Thursday, November 02, 2006

De-Industrialization A Bad Cure For Global Warming

In an essay at TCS Daily, economist Arnold Kling outlines two plans for stopping (if we can) (if we need to) global warming.

First, the UN/Warmies' approach of reducing global warming emissions, which he calls the "De-Industrialization" approach. Oh, holler all you want about new clean industries, but look at what's on the table: reducing emissions generally means producing less, at least until speculative, perhaps specious, new technologies come along.

Then, Kling's alternative, "Climate Engineering," or what he creatively calls Operation Sunscreen. More on that after I burn a few million more electrons.

Kling cites the recent Stern Review on the economics of climate change, a study that's driving policy today in Europe. Stern argues that De-Industrialization (which it more passively calls "reducing greenhouse gas emissions") will cost 1 percent of global GDP each year, which is much less that Stern's projected "overall costs and risks of climate change [that] will be equivalent to losing at least 5% of global GDP each year."

Quite a bargain! If you believe the 5% figure, which Kling neither attacks or supports in this essay. And if you pretend 1% of global GDP is a small number, which it's not.

When the Stern Review says that the cost of the de-industrialization strategy "can be limited to around 1% of global GDP each year," that makes the cost seem small. The number 1, after all, is a low number.

However, when the cost of de-industrialization is converted to dollars, the number no longer seems trivial. According to World Bank data, total world GDP in 2005 was over $40 trillion dollars. One percent of that would be over $400 billion dollars. What Stern is saying is that we should forego over $400 billion a year to forestall global warming. (emphasis added)

Glibly, Kling mentions that ...

... it would be rather a shame to toss away $400 billion dollars a year using the de-industrialization strategy and then discover "Oops, the cause of global warming wasn't carbon-dioxide emissions after all. It must have been something else, because temperatures are still rising, even though we reduced emissions to levels that we thought would stabilize global temperature."

His recommendation, Operation Sunscreen, would involve coming up with ways to deflect or filter or otherwise alter global temperatures -- an idea Kling admits he's utterly clueless about.

I readily concede that I have no idea whether Operation Sunscreen can be carried out or what it might cost. What I would propose at this stage is that the National Science Foundation undertake a feasibility study concerning the climate engineering strategy. This feasibility study would examine various approaches in order to assess their costs, benefits, and risks.

After all, if we spend $50 billion or even $100 billion to build Operation Sunscreen and a few billion a year to maintain it -- or adjust it if climate change itself changes -- then we'd be way better off than if we dropped that $400 billion annually on not making stuff.

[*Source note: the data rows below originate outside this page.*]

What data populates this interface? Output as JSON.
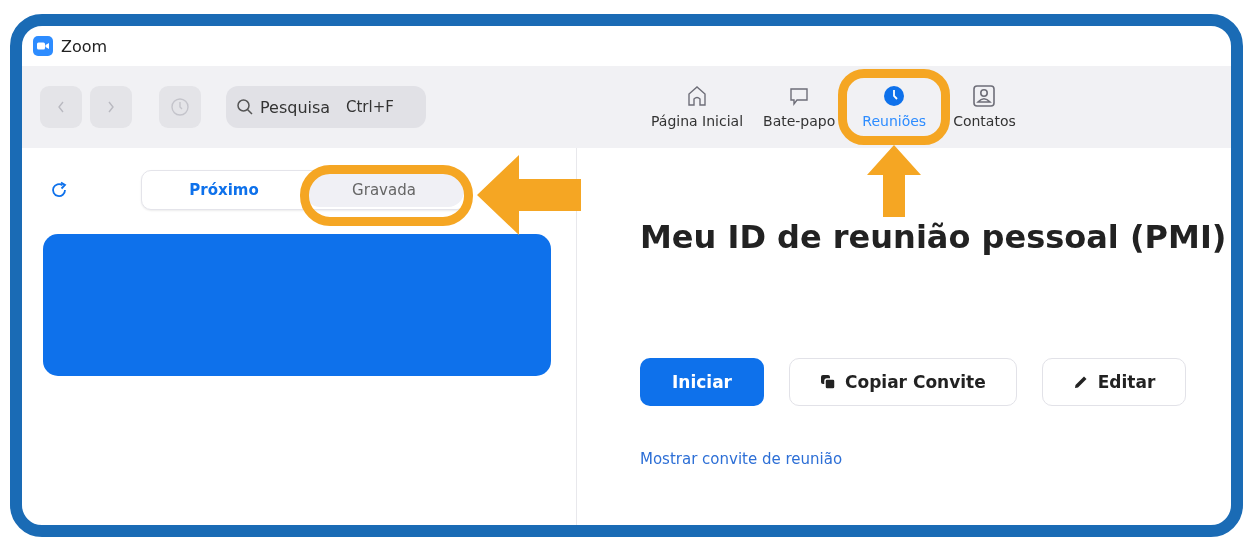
{
  "window": {
    "title": "Zoom"
  },
  "toolbar": {
    "search": {
      "placeholder": "Pesquisa",
      "shortcut": "Ctrl+F"
    }
  },
  "nav_tabs": [
    {
      "label": "Página Inicial",
      "selected": false
    },
    {
      "label": "Bate-papo",
      "selected": false
    },
    {
      "label": "Reuniões",
      "selected": true
    },
    {
      "label": "Contatos",
      "selected": false
    }
  ],
  "meetings_panel": {
    "segments": [
      {
        "label": "Próximo",
        "selected": true
      },
      {
        "label": "Gravada",
        "selected": false
      }
    ]
  },
  "personal_meeting": {
    "title": "Meu ID de reunião pessoal (PMI)",
    "buttons": [
      {
        "label": "Iniciar",
        "kind": "primary"
      },
      {
        "label": "Copiar Convite",
        "kind": "copy"
      },
      {
        "label": "Editar",
        "kind": "edit"
      }
    ],
    "link": "Mostrar convite de reunião"
  }
}
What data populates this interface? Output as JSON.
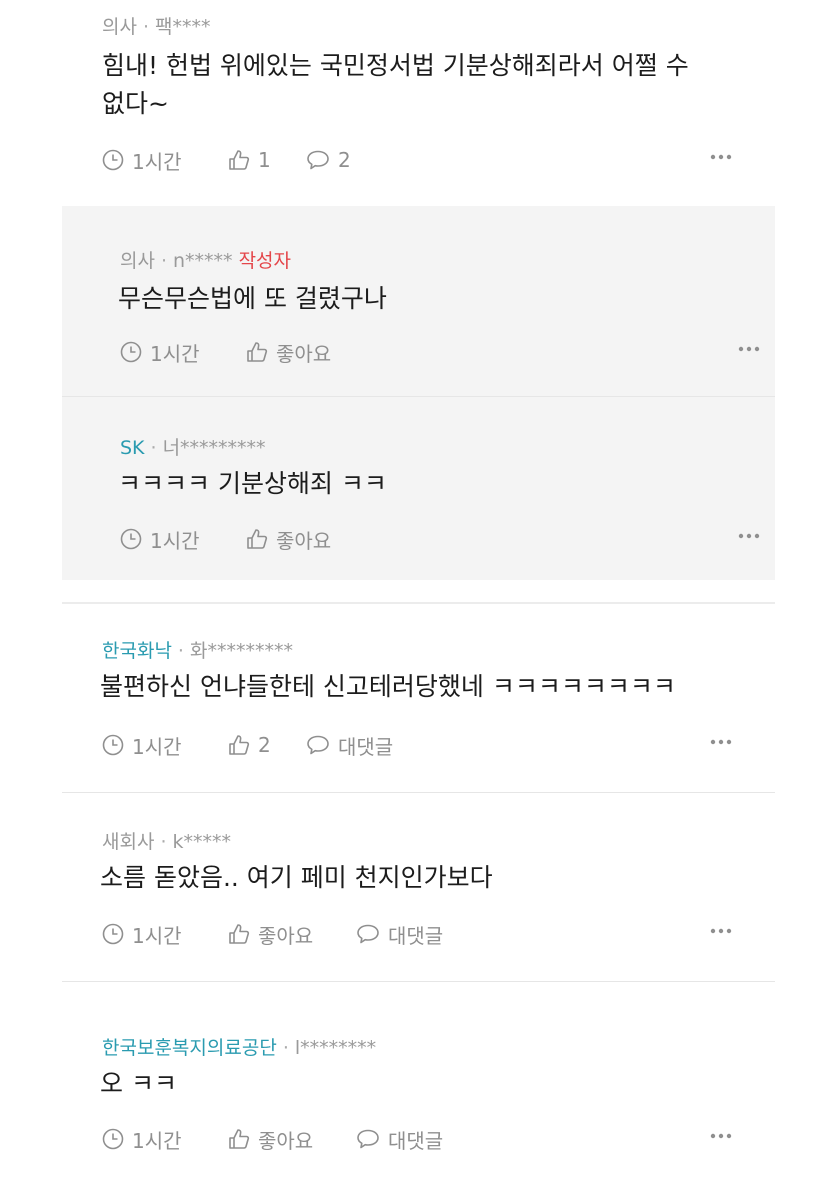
{
  "comments": [
    {
      "company": "의사",
      "user": "팩****",
      "text": [
        "힘내! 헌법 위에있는 국민정서법 기분상해죄라서 어쩔 수",
        "없다~"
      ],
      "time": "1시간",
      "likes": "1",
      "replies": "2"
    },
    {
      "company": "한국화낙",
      "user": "화*********",
      "text": [
        "불편하신 언냐들한테 신고테러당했네 ㅋㅋㅋㅋㅋㅋㅋㅋ"
      ],
      "time": "1시간",
      "likes": "2",
      "replies": "대댓글"
    },
    {
      "company": "새회사",
      "user": "k*****",
      "text": [
        "소름 돋았음.. 여기 페미 천지인가보다"
      ],
      "time": "1시간",
      "likes": "좋아요",
      "replies": "대댓글"
    },
    {
      "company": "한국보훈복지의료공단",
      "user": "l********",
      "text": [
        "오 ㅋㅋ"
      ],
      "time": "1시간",
      "likes": "좋아요",
      "replies": "대댓글"
    }
  ],
  "replies": [
    {
      "company": "의사",
      "user": "n*****",
      "author_tag": "작성자",
      "text": "무슨무슨법에 또 걸렸구나",
      "time": "1시간",
      "likes": "좋아요"
    },
    {
      "company": "SK",
      "user": "너*********",
      "text": "ㅋㅋㅋㅋ 기분상해죄 ㅋㅋ",
      "time": "1시간",
      "likes": "좋아요"
    }
  ],
  "colors": {
    "company_blue": "#2a9bb0",
    "author_tag_red": "#e4464a",
    "meta_gray": "#9a9a9a",
    "reply_bg": "#f4f4f4"
  },
  "icons": {
    "time": "clock-icon",
    "like": "thumbs-up-icon",
    "reply": "speech-bubble-icon",
    "more": "more-dots-icon"
  }
}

The chemists and engineers who would scheme together just how Operation Sunscreen would work might have their feet on the ground more than the climatologists and their kookie computer models ... but even so, I find Kling's idea of trying to master a system we hardly understand incredibly frightening. Unintended consequences tend to abound whenever man tries to master nature.

But still, it's the kind of action I like -- forward thinking, lemonaid out of lemon kind of stuff that settles with me much more than the draconian De-Industrialization concepts that warm (not too much, I hope) the cockles of a Warmie's heart.